Bij de aankoop van een klassieke tweedehands auto via marktplaats diende [eiser] rekening te houden met reguliere reparatie- en onderhoudskosten. In het algemeen geldt immers dat een koper van een (klassieke) tweedehands auto bekend mag worden verondersteld met het feit dat oudere auto’s aan slijtage onderhevig zijn en dat de kans op gebreken met de tijd toeneemt. In dit kader is van belang dat [eiser] meer dan een jaar in de auto heeft gereden.
Uit de overgelegde facturen kan worden afgeleid dat de kosten betrekking hebben op het reguliere onderhoud van de auto. Nu het causaal verband tussen de reparatiekosten en de tekortkoming (levering omgekat voertuig) ontbreekt, dienen deze kosten voor rekening van [eiser] te blijven.
Ook indien [eiser] niet was teruggekomen op haar eerdere rechtshandeling en de vordering primair op grond van dwaling was gebaseerd, zou [gedaagde] gehouden zijn de koopprijs terug te betalen. Op grond van de stellingen van partijen zou in dat geval voldoende aannemelijk zijn geworden dat beide partijen bij het sluiten van de koopovereenkomst van dezelfde onjuiste veronderstelling zijn uitgegaan, waardoor er sprake was van wederzijdse dwaling.
Hiervoor is reeds overwogen dat niet aannemelijk is geworden dat [gedaagde] wist, dan wel had kunnen weten dat de auto was omgekat, zodat geen sprake is van een schending van zijn informatieplicht. [eiser] heeft haar onderzoeksplicht evenmin geschonden.
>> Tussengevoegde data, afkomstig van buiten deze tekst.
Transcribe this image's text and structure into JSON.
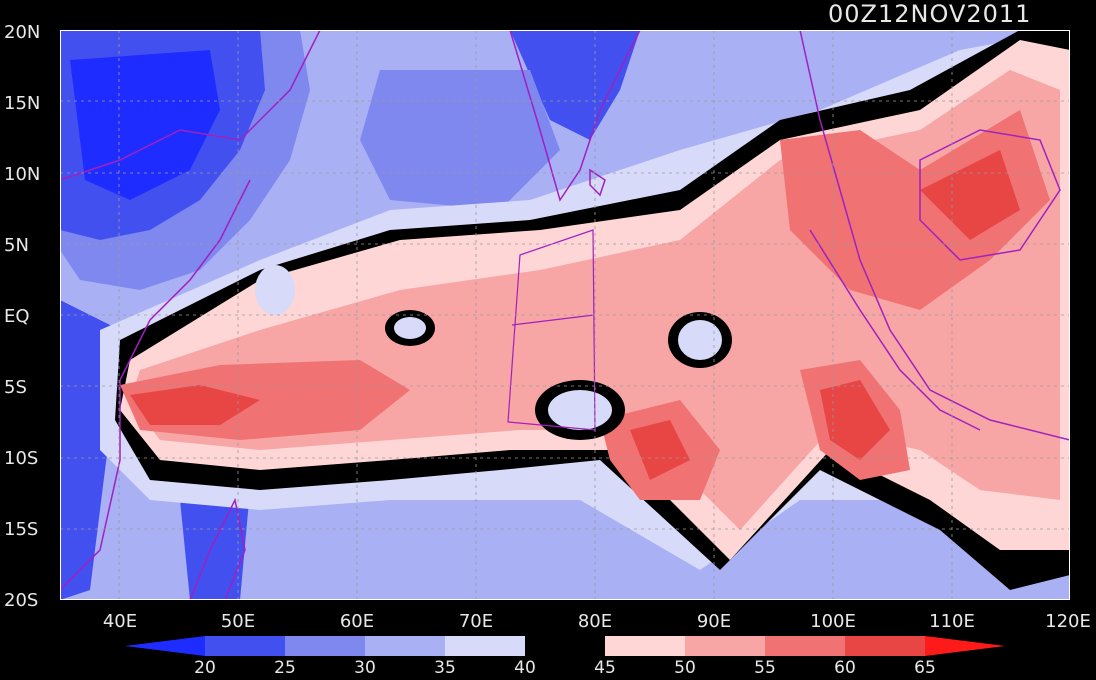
{
  "timestamp": "00Z12NOV2011",
  "lat_labels": [
    "20N",
    "15N",
    "10N",
    "5N",
    "EQ",
    "5S",
    "10S",
    "15S",
    "20S"
  ],
  "lon_labels": [
    "40E",
    "50E",
    "60E",
    "70E",
    "80E",
    "90E",
    "100E",
    "110E",
    "120E"
  ],
  "colorbar": {
    "labels": [
      "20",
      "25",
      "30",
      "35",
      "40",
      "45",
      "50",
      "55",
      "60",
      "65"
    ],
    "colors": [
      "#1f2cff",
      "#4350f0",
      "#7f88ee",
      "#a9b0f4",
      "#d8dafa",
      "#000000",
      "#ffd6d6",
      "#f8a5a5",
      "#f07272",
      "#e84545",
      "#ff1a1a"
    ]
  },
  "field_colors": {
    "lt20": "#1f2cff",
    "c20_25": "#4350f0",
    "c25_30": "#7f88ee",
    "c30_35": "#a9b0f4",
    "c35_40": "#d8dafa",
    "c40_45": "#000000",
    "c45_50": "#ffd6d6",
    "c50_55": "#f8a5a5",
    "c55_60": "#f07272",
    "c60_65": "#e84545",
    "gt65": "#ff1a1a",
    "coast": "#a020c0"
  }
}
Zoals reeds overwogen behoefde zij er niet op bedacht te zijn dat de auto omgekat was. Dit brengt met zich dat [eiser] een gerechtvaardigd beroep op vernietiging van de koopovereenkomst wegens (wederzijdse) dwaling had kunnen doen. Ook in dat geval zou [gedaagde] gehouden zijn de koopprijs (als onverschuldigd betaald) terug te betalen aan [eiser] . Hoewel [eiser] in dat geval zou tekortschieten in haar verplichting om de auto terug te geven, zou die omstandigheid naar maatschappelijke opvattingen voor rekening en risico van [gedaagde] dienen te komen, zodat hij geen aanspraak had op enig bedrag aan schadevergoeding.
[gedaagde] zal, als de grotendeels in het ongelijk gestelde partij, in de proceskosten worden veroordeeld. De gevorderde nakosten zullen worden begroot op een bedrag van € 124,00, te vermeerderen, indien betekening van het vonnis heeft plaatsgevonden, met de explootkosten van betekening van het vonnis.